Obvious information such as first name, last name and e-mail address would be especially important when creating a Hornbill user account, but you may wish to bring over other information into the Hornbill instance at the point of auto-provisioning.
Hornbill User Account Properties
The Hornbill instance understands a definitive set of user account target properties. The available properties can be used as a starting point in determining what information you wish to bring into Hornbill via your IDP for auto-provisioning. For each user account property you wish to populate in Hornbill, you will need a directory attribute configured in the outgoing claim coming from your iDP. The mapping is defined in the Hornbill Single Sign On Profile The following table lists the user account properties that can be populated during auto-provisioning.
|account:name||No||The users display name/handle. If not specified then the name will be derived from account:firstName a space and the account:lastName. If these two attributes are not defined either, the name will be the same as the nameID (the users login id)|
|account:firstName||No||The users given/first name|
|account:lastName||No||The users given/last name|
|account:jobTitle||No||The users job title within the organisation|
|account:phone||No||The users phone number|
|account:email||No||The users e-mail address|
|account:mobile||No||The users mobile phone number|
|account:availabilityStatus||No||The users availability status - there is generally not a good mapping for this so you would not normally include it|
|account:availabilityMessage||No||The users availability message - there is generally not a good mapping for this so you would not normally include it|
|account:timeZone||No||The users timezone, see the list of supported times zones in Hornbill Administration|
|account:language||No||The users language, see the list of supported languages in Hornbill Administration|
|account:dateTimeFormat||No||The users dateTime format, see the API documentation for admin::userCreate for the format information|
|account:dateFormat||No||The users date format, see the API documentation for admin::userCreate for the format information|
|account:timeFormat||No||The users time format, see the API documentation for admin::userCreate for the format information|
|account:currencySymbol||No||The users default currency symbol|
|account:countryCode||No||The users country code|
Auto-provisioning User Templates
If you have chosen to use auto-provisioning, you may want to explore the creation of an auto-provisioning User Template in Hornbill. Details can be found at the following page: Auto Provisioning User Templates.

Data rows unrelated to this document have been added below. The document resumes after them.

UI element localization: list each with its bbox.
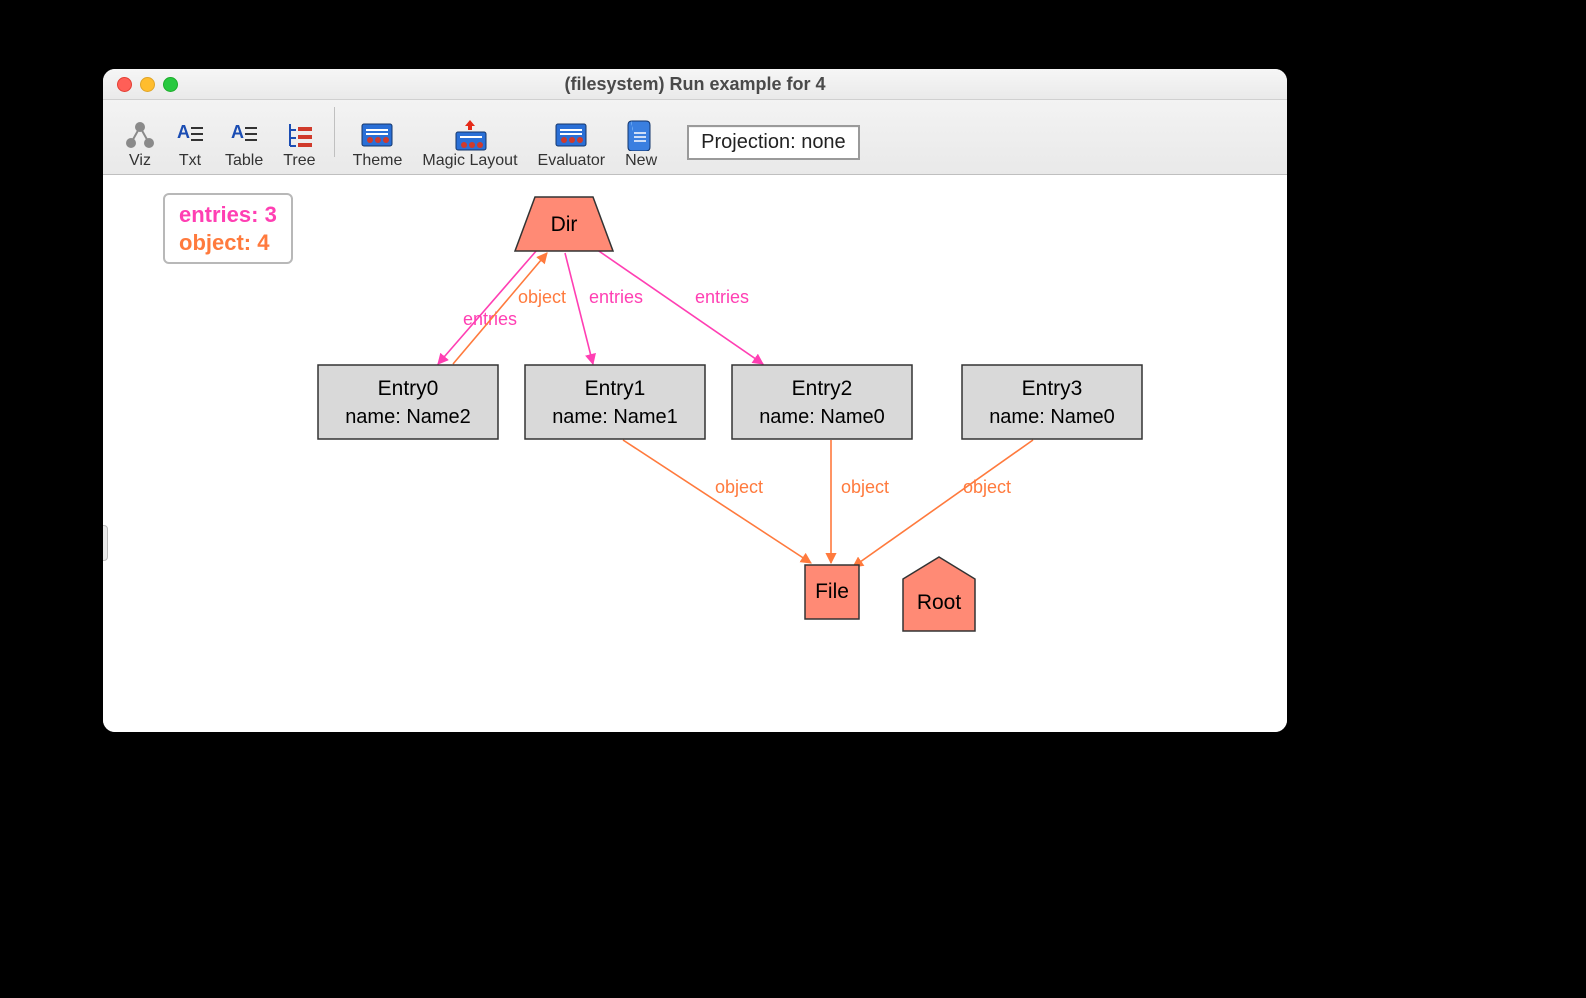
new-icon [626, 118, 656, 152]
txt-button[interactable]: A Txt [165, 106, 215, 170]
edge-label-entry2-file: object [841, 477, 889, 497]
theme-icon [360, 118, 394, 152]
node-root[interactable]: Root [903, 557, 975, 631]
diagram-canvas[interactable]: entries: 3 object: 4 [103, 175, 1287, 732]
edge-dir-entry1 [565, 253, 593, 364]
node-dir-label: Dir [551, 213, 578, 236]
evaluator-label: Evaluator [538, 152, 606, 170]
node-entry0[interactable]: Entry0 name: Name2 [318, 365, 498, 439]
edge-label-entry3-file: object [963, 477, 1011, 497]
node-entry1-line2: name: Name1 [552, 406, 678, 428]
edge-label-dir-entry2: entries [695, 287, 749, 307]
node-file[interactable]: File [805, 565, 859, 619]
node-entry2[interactable]: Entry2 name: Name0 [732, 365, 912, 439]
viz-icon [125, 118, 155, 152]
graph-svg: entries entries entries object object ob… [103, 175, 1287, 732]
close-icon[interactable] [117, 77, 132, 92]
edge-entry1-file [623, 440, 811, 563]
new-button[interactable]: New [615, 106, 667, 170]
evaluator-button[interactable]: Evaluator [528, 106, 616, 170]
node-file-label: File [815, 580, 849, 603]
edge-label-dir-entry0: entries [463, 309, 517, 329]
svg-text:A: A [231, 122, 244, 142]
edge-dir-entry0 [438, 250, 537, 364]
titlebar: (filesystem) Run example for 4 [103, 69, 1287, 100]
table-label: Table [225, 152, 263, 170]
edge-entry3-file [853, 440, 1033, 567]
edge-label-entry1-file: object [715, 477, 763, 497]
magic-layout-button[interactable]: Magic Layout [412, 106, 527, 170]
node-entry3-line2: name: Name0 [989, 406, 1115, 428]
minimize-icon[interactable] [140, 77, 155, 92]
node-entry3[interactable]: Entry3 name: Name0 [962, 365, 1142, 439]
window-title: (filesystem) Run example for 4 [103, 74, 1287, 95]
viz-label: Viz [129, 152, 151, 170]
magic-layout-label: Magic Layout [422, 152, 517, 170]
tree-button[interactable]: Tree [273, 106, 325, 170]
node-entry3-line1: Entry3 [1022, 377, 1083, 400]
node-entry1-line1: Entry1 [585, 377, 646, 400]
new-label: New [625, 152, 657, 170]
table-button[interactable]: A Table [215, 106, 273, 170]
node-root-label: Root [917, 591, 962, 614]
txt-label: Txt [179, 152, 201, 170]
node-entry0-line2: name: Name2 [345, 406, 471, 428]
edge-label-dir-entry1: entries [589, 287, 643, 307]
node-entry1[interactable]: Entry1 name: Name1 [525, 365, 705, 439]
node-dir[interactable]: Dir [515, 197, 613, 251]
toolbar-separator [334, 107, 335, 157]
projection-label: Projection: none [701, 131, 846, 153]
edge-label-entry0-dir: object [518, 287, 566, 307]
node-entry2-line1: Entry2 [792, 377, 853, 400]
toolbar: Viz A Txt A Table Tree [103, 100, 1287, 175]
theme-label: Theme [353, 152, 403, 170]
tree-icon [284, 118, 314, 152]
evaluator-icon [554, 118, 588, 152]
theme-button[interactable]: Theme [343, 106, 413, 170]
node-entry0-line1: Entry0 [378, 377, 439, 400]
zoom-icon[interactable] [163, 77, 178, 92]
window-controls [117, 77, 178, 92]
app-window: (filesystem) Run example for 4 Viz A Txt… [103, 69, 1287, 732]
viz-button[interactable]: Viz [115, 106, 165, 170]
txt-icon: A [175, 118, 205, 152]
svg-text:A: A [177, 122, 190, 142]
magic-layout-icon [450, 118, 490, 152]
table-icon: A [229, 118, 259, 152]
projection-selector[interactable]: Projection: none [687, 125, 860, 160]
node-entry2-line2: name: Name0 [759, 406, 885, 428]
tree-label: Tree [283, 152, 315, 170]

Hornbill Contact Record (Guest) Properties
Like Hornbill user accounts, contact records can be created through auto-provisioning. The following table lists the contact record properties that can be populated during auto-provisioning.

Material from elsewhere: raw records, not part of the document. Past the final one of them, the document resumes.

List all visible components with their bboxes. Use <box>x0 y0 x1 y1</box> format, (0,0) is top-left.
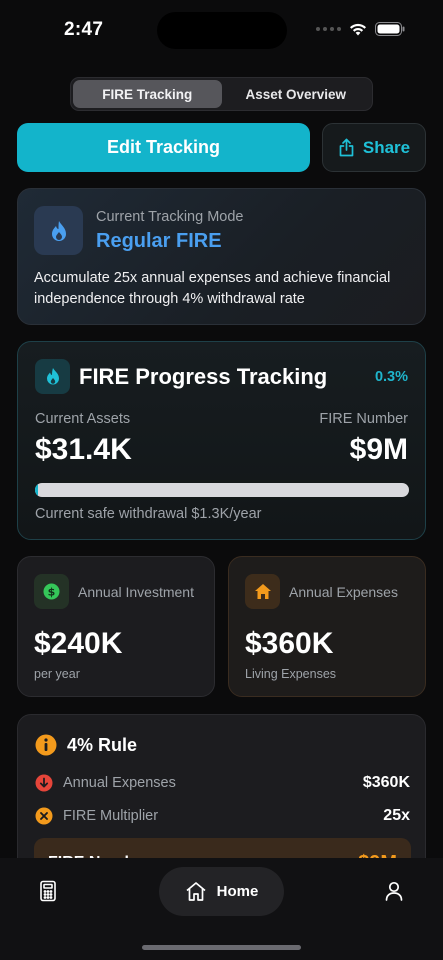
rule-row-annual-expenses: Annual Expenses $360K <box>35 774 410 792</box>
info-icon <box>35 734 57 756</box>
investment-icon-box: $ <box>34 574 69 609</box>
tab-home[interactable]: Home <box>159 867 284 916</box>
home-icon <box>186 882 206 901</box>
view-switcher: FIRE Tracking Asset Overview <box>70 77 373 111</box>
expenses-label: Annual Expenses <box>289 584 398 600</box>
annual-investment-card[interactable]: $ Annual Investment $240K per year <box>17 556 215 697</box>
system-icons <box>316 22 405 36</box>
current-assets-label: Current Assets <box>35 411 131 427</box>
expenses-value: $360K <box>245 627 334 660</box>
rule-title: 4% Rule <box>67 735 138 755</box>
safe-withdrawal-text: Current safe withdrawal $1.3K/year <box>35 506 262 522</box>
progress-bar <box>35 483 409 497</box>
progress-percent: 0.3% <box>374 369 408 385</box>
investment-label: Annual Investment <box>78 584 194 600</box>
x-circle-icon <box>35 807 53 825</box>
rule-row-label: FIRE Multiplier <box>63 808 159 824</box>
progress-bar-fill <box>35 483 38 497</box>
current-assets-value: $31.4K <box>35 433 132 466</box>
bottom-tab-bar: Home <box>0 858 443 960</box>
mode-label: Current Tracking Mode <box>96 209 244 225</box>
tracking-mode-card: Current Tracking Mode Regular FIRE Accum… <box>17 188 426 325</box>
expenses-icon-box <box>245 574 280 609</box>
tab-fire-tracking[interactable]: FIRE Tracking <box>73 80 222 108</box>
status-time: 2:47 <box>64 19 104 40</box>
home-indicator <box>142 945 301 950</box>
investment-value: $240K <box>34 627 123 660</box>
progress-icon-box <box>35 359 70 394</box>
flame-icon <box>46 368 59 385</box>
mode-icon-box <box>34 206 83 255</box>
fire-number-label: FIRE Number <box>319 411 408 427</box>
tab-home-label: Home <box>216 883 259 900</box>
progress-title: FIRE Progress Tracking <box>79 364 328 389</box>
svg-text:$: $ <box>48 586 56 599</box>
investment-sub: per year <box>34 667 80 681</box>
mode-description: Accumulate 25x annual expenses and achie… <box>34 270 391 307</box>
rule-row-value: 25x <box>383 807 410 824</box>
tab-asset-overview[interactable]: Asset Overview <box>222 80 371 108</box>
profile-icon[interactable] <box>384 881 404 901</box>
water-drop-flame-icon <box>51 220 66 241</box>
dynamic-island <box>157 12 287 49</box>
edit-tracking-button[interactable]: Edit Tracking <box>17 123 310 172</box>
rule-row-label: Annual Expenses <box>63 775 176 791</box>
annual-expenses-card[interactable]: Annual Expenses $360K Living Expenses <box>228 556 426 697</box>
rule-row-value: $360K <box>362 774 410 791</box>
fire-number-value: $9M <box>349 433 408 466</box>
cellular-signal-icon <box>316 27 341 31</box>
battery-icon <box>375 22 405 36</box>
status-bar: 2:47 <box>0 0 443 60</box>
dollar-icon: $ <box>43 583 60 600</box>
calculator-icon[interactable] <box>38 880 58 902</box>
share-label: Share <box>362 137 411 157</box>
wifi-icon <box>350 23 366 35</box>
mode-name: Regular FIRE <box>96 230 222 252</box>
arrow-down-circle-icon <box>35 774 53 792</box>
share-button[interactable]: Share <box>322 123 426 172</box>
house-icon <box>254 584 271 599</box>
expenses-sub: Living Expenses <box>245 667 337 681</box>
rule-row-fire-multiplier: FIRE Multiplier 25x <box>35 807 410 825</box>
share-icon <box>339 138 354 157</box>
fire-progress-card: FIRE Progress Tracking 0.3% Current Asse… <box>17 341 426 540</box>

|contact:firstName||No||The users given/first name|
|contact:lastName||No||The users given/last name|
|contact:jobTitle||No||The users job title within the organisation|
|contact:phone||No||The users phone number|
|contact:email||No||The users e-mail address|
|contact:company||No||The name of the company the user works at|
|contact:timeZone||No||The users timezone, see the list of supported times zones in Hornbill Administration|
|contact:language||No||The users language, see the list of supported languages in Hornbill Administration|
|contact:countryCode||No||The users country code|
Auto-provisioning Contact (Guest) Templates
If you have chosen to use auto-provisioning, you may want to explore the creation of an auto-provisioning Contact (Guest) Template in Hornbill. Details can be found at the following page: Auto Provisioning Guest Account Templates.